In deze civiele procedure, die diende voor de Rechtbank Rotterdam, is op 6 februari 2019 vonnis gewezen in een incident betreffende zekerheidstelling. De eiseres, Eurofinance Services Inc., gevestigd in Monrovia, Liberia, heeft een vordering ingesteld tegen de gedaagde, Asset Management Corporation of Nigeria, gevestigd in Abuja, Nigeria. De eiseres vorderde dat de rechtbank Eurofinance zou bevelen om zekerheid te stellen voor de proceskosten, met een primair bedrag van € 32.936,31 en subsidiair € 7.455,81. De rechtbank heeft vastgesteld dat Eurofinance, die geen woon- of verblijfplaats in Nederland heeft, op grond van artikel 224 lid 1 van het Wetboek van Burgerlijke Rechtsvordering (Rv) verplicht is om zekerheid te stellen.
De rechtbank heeft de hoogte van de zekerheidstelling bepaald op € 12.936,-, gebaseerd op het financiële belang van de zaak, dat hoger is dan 1 miljoen euro. De rechtbank heeft ook opgemerkt dat Eurofinance verweer voerde tegen de vordering van Amcon, waarbij zij aanvoerde dat het incident misbruik van procesrecht was. De rechtbank heeft echter geoordeeld dat Eurofinance verplicht is om zekerheid te stellen, ongeacht de aanhangige arbitrageprocedure.
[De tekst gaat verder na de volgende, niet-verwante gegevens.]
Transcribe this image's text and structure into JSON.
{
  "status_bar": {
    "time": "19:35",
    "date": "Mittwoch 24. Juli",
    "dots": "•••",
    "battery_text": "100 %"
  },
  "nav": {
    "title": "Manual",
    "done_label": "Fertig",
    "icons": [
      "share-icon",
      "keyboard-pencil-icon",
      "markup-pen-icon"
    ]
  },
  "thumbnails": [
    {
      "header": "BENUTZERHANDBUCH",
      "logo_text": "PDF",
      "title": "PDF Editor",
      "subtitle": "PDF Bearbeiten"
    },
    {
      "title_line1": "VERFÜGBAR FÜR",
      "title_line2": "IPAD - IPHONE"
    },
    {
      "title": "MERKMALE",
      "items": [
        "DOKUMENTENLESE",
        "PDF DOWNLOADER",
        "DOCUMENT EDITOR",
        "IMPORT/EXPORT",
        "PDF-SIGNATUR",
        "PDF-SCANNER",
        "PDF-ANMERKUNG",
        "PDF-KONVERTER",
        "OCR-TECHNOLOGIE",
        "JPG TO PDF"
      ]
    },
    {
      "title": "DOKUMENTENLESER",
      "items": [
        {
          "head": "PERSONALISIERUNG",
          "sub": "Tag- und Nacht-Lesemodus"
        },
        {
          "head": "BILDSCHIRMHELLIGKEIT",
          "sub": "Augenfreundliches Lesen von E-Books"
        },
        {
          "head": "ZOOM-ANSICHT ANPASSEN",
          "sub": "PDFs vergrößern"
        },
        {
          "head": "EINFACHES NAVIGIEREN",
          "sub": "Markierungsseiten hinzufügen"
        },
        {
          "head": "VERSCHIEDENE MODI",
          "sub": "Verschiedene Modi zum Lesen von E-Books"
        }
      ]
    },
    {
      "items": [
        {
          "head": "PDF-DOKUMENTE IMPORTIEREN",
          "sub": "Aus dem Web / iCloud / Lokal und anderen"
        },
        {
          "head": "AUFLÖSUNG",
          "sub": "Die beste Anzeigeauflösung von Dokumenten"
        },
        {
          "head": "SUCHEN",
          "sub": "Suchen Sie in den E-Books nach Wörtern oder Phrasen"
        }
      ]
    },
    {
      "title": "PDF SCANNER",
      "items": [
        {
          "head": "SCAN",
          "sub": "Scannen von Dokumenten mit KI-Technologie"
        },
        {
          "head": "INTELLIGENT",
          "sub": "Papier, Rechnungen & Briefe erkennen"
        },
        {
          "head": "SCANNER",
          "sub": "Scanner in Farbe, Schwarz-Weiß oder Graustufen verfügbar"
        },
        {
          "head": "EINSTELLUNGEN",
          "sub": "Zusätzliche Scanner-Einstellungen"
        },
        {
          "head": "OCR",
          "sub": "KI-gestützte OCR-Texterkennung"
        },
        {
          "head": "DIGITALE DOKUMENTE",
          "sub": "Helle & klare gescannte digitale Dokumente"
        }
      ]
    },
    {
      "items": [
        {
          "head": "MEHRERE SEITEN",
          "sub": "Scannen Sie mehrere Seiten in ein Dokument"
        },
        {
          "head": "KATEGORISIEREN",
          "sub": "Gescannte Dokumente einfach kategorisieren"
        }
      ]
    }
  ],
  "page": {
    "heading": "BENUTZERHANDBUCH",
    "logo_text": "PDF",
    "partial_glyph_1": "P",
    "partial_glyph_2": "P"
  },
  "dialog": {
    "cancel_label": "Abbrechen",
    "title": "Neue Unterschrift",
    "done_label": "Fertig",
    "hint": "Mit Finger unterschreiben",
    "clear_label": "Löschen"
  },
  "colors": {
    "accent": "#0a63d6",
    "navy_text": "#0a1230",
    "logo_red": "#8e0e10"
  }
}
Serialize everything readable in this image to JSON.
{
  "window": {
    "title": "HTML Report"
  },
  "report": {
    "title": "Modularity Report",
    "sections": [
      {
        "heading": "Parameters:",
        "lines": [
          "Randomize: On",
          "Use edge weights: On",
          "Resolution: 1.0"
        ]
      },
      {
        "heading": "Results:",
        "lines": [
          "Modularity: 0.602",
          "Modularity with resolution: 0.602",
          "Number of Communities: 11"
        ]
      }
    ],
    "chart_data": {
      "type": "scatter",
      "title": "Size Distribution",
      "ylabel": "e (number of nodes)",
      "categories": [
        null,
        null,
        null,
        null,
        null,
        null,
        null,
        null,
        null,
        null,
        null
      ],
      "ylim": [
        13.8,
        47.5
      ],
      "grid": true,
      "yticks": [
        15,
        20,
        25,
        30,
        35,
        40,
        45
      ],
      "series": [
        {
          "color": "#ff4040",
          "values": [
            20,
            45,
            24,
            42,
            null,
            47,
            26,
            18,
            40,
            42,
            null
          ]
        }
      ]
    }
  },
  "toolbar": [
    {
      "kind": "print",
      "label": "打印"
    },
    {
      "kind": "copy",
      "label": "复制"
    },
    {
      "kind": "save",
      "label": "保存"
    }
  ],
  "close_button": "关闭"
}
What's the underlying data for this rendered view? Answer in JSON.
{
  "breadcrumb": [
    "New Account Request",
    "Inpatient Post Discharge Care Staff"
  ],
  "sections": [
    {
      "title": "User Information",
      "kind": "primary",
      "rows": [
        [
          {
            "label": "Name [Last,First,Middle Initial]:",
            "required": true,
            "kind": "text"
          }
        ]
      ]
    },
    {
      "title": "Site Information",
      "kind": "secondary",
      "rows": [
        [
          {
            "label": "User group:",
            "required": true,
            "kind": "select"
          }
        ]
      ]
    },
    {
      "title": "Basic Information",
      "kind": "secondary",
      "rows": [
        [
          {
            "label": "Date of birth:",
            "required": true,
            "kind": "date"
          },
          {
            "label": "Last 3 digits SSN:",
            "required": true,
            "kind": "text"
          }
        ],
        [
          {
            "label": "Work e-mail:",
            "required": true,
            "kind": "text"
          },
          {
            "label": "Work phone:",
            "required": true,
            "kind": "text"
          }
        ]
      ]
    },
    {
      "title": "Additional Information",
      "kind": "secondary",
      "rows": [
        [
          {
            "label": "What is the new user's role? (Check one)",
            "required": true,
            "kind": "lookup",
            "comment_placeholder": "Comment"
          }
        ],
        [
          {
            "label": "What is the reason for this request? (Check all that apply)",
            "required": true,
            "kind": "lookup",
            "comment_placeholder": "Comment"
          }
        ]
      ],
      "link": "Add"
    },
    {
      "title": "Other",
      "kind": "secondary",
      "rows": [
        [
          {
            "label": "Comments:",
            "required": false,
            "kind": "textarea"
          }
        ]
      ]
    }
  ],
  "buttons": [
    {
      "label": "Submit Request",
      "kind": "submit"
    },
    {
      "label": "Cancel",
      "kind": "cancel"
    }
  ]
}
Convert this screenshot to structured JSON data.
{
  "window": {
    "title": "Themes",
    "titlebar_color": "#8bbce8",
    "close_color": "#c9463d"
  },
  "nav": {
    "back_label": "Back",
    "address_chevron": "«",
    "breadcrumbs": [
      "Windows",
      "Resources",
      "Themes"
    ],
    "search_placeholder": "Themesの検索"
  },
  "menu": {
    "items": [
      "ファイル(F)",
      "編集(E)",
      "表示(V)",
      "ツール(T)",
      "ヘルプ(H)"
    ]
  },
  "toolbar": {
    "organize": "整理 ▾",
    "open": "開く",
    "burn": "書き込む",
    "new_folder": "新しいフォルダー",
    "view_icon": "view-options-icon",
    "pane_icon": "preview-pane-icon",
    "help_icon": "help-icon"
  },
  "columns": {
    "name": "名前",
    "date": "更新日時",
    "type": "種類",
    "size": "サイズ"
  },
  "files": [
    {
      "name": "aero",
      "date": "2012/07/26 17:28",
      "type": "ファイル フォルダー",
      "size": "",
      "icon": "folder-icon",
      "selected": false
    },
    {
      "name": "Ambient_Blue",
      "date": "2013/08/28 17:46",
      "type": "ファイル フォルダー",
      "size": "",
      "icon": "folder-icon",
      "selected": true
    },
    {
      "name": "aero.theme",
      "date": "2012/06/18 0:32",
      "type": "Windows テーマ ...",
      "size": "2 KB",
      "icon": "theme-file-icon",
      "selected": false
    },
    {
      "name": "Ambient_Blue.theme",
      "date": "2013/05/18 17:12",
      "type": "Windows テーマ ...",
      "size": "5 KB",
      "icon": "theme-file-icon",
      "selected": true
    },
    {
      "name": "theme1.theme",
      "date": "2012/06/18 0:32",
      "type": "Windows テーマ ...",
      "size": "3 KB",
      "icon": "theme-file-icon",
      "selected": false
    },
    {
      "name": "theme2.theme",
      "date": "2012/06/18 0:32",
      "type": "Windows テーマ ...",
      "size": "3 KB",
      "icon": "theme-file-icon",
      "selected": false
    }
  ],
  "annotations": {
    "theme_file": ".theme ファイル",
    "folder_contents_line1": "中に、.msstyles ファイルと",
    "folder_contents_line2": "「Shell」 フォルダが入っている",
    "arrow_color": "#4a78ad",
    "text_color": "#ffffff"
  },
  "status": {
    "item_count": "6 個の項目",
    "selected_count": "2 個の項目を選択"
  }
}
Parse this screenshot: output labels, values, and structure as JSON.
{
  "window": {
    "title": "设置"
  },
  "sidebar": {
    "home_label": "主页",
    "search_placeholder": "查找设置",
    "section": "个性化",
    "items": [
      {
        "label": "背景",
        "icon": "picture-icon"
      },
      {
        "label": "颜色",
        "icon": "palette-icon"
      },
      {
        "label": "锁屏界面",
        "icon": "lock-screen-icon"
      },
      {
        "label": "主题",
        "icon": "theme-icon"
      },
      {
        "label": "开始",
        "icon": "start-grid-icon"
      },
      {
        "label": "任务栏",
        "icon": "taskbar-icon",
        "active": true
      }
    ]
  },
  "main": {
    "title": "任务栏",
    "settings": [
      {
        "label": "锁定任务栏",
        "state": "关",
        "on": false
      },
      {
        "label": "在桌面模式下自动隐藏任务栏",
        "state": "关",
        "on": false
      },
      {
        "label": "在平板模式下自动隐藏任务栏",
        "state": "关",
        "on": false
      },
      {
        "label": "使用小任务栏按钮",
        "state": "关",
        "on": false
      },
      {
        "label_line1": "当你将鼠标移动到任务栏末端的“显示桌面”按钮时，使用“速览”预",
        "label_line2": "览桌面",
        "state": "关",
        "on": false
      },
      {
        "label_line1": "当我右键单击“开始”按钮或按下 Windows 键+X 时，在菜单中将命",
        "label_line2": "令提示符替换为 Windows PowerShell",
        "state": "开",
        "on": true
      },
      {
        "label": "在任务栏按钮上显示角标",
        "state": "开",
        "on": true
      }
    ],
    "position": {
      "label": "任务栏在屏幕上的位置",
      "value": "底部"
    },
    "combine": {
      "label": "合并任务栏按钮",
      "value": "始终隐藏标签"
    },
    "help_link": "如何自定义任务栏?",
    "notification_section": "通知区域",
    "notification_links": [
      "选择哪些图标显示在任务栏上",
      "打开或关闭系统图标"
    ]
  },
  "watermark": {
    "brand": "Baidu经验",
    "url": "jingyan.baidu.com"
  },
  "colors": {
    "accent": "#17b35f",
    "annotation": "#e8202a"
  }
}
De rechtbank heeft bepaald dat de zekerheid moet worden gesteld in de vorm van een onherroepelijke bankgarantie van een Nederlandse bank, met een termijn van vier weken voor het stellen van deze zekerheid. De beslissing over de kosten van het incident is aangehouden tot de hoofdzaak. Het vonnis is openbaar uitgesproken op 6 februari 2019 door mr. J.F. Koekebakker.